Nau mai, haere mai, welcome to eyeCONTACT, a forum built to encourage art reviews and critical discussion about the visual culture of Aotearoa New Zealand. I'm John Hurrell its editor, a New Zealand writer, artist and curator. While Creative New Zealand and other supporters are generously paying me and other contributors to review exhibitions over the following year, all expressed opinions are entirely our own.

Tuesday, May 12, 2009

Interesting lens - cool interiors


Ann Shelton: room room
Gus Fisher
8 May - 20 June 2009

These twelve images are of bedrooms in the women’s wing in the Phoenix Building, run by the Salvation Army as part of the Drugs and Alcohol Rehabilitation Facility on Rotoroa Island in Hauraki Gulf. This hospital closed down in 2005, and shortly after the artist made the images. Her project was first shown at City Gallery last year.

In the Gus Fisher’s small gallery, Shelton’s photographs are presented as circular coloured images set onto white vertical rectangles, six positioned on each of two opposite walls. The circular format, based on a Claude (as in Claude Lorraine) looking glass, bends the lines so that even cupboard doors become warped, making everything convex. They look like enlarged peepholes positioned on doors in a hotel corridor. In the space they look a little crammed.
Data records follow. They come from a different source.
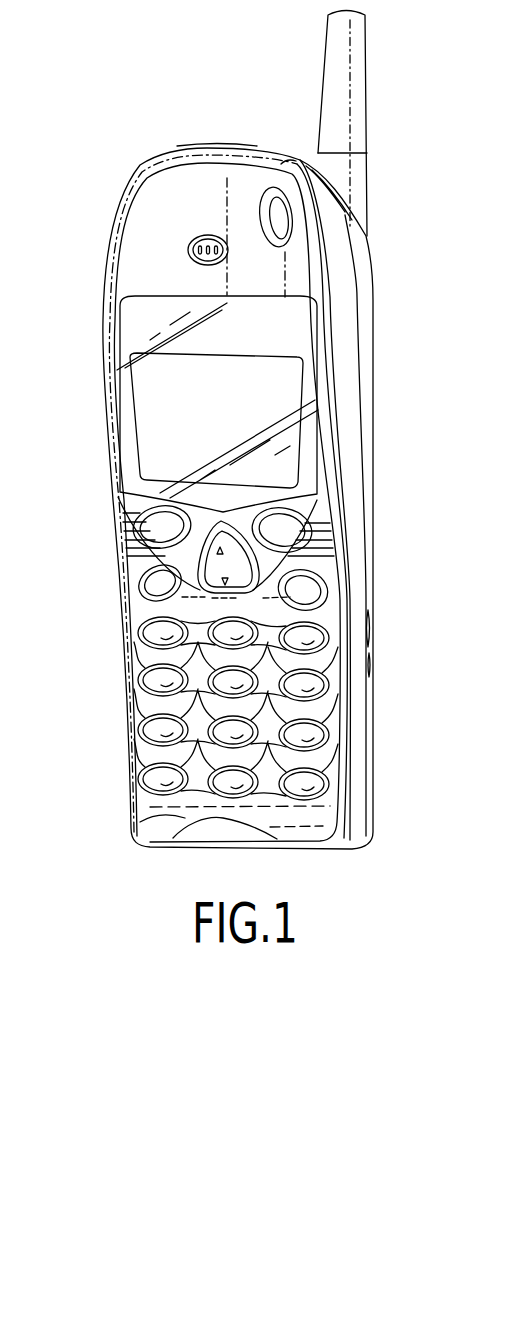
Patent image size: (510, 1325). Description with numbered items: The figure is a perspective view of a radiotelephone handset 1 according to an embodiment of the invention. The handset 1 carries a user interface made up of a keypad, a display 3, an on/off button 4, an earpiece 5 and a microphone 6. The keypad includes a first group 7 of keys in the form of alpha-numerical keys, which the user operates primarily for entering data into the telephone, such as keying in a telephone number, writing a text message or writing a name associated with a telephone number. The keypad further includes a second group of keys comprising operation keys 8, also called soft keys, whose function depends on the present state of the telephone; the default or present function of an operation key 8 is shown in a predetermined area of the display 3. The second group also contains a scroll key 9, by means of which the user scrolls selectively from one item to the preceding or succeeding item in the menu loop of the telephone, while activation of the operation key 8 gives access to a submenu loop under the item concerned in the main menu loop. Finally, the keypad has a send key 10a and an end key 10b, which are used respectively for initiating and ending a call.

The handset 1 is at (375, 247).
The display 3 is at (147, 402).
The on/off button 4 is at (264, 194).
The earpiece 5 is at (190, 250).
The microphone 6 is at (190, 828).
The first group of keys 7 is at (162, 700).
The operation keys 8 is at (142, 523).
The scroll key 9 is at (243, 578).
The send key 10a is at (145, 582).
The end key 10b is at (320, 597).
These domiciles are in themselves impersonal and characterless (they have an anonymity that induces despair) but photographed this way they could almost be described as ‘sweet’ or ‘pretty’. At first glance they take on an austere but tawdry modernist glamour. You have to look closely to see the hideous peeled wallpaper, stained mattresses, paper thin curtains or holes in the walls.

In having no human subject matter these rooms become refined in a pastelly, bathroom-décor sort of way. The lens also makes the spaces seem much bigger. Planes expand. The air stretches. They take on a perverse elegance.

Yet there is also a clinical ambience about this show. This is pristine, somewhat icy photography – with little warmth. The blemishes and scunge you find on close inspection help lessen that, but their ‘human factor’ only draws you in so far. You don’t get totally immersed. Though these interiors are interesting because of the distortions, you still get held at arm’s length. These images are too chilly, too depressing and (over time) too bland to get really close to.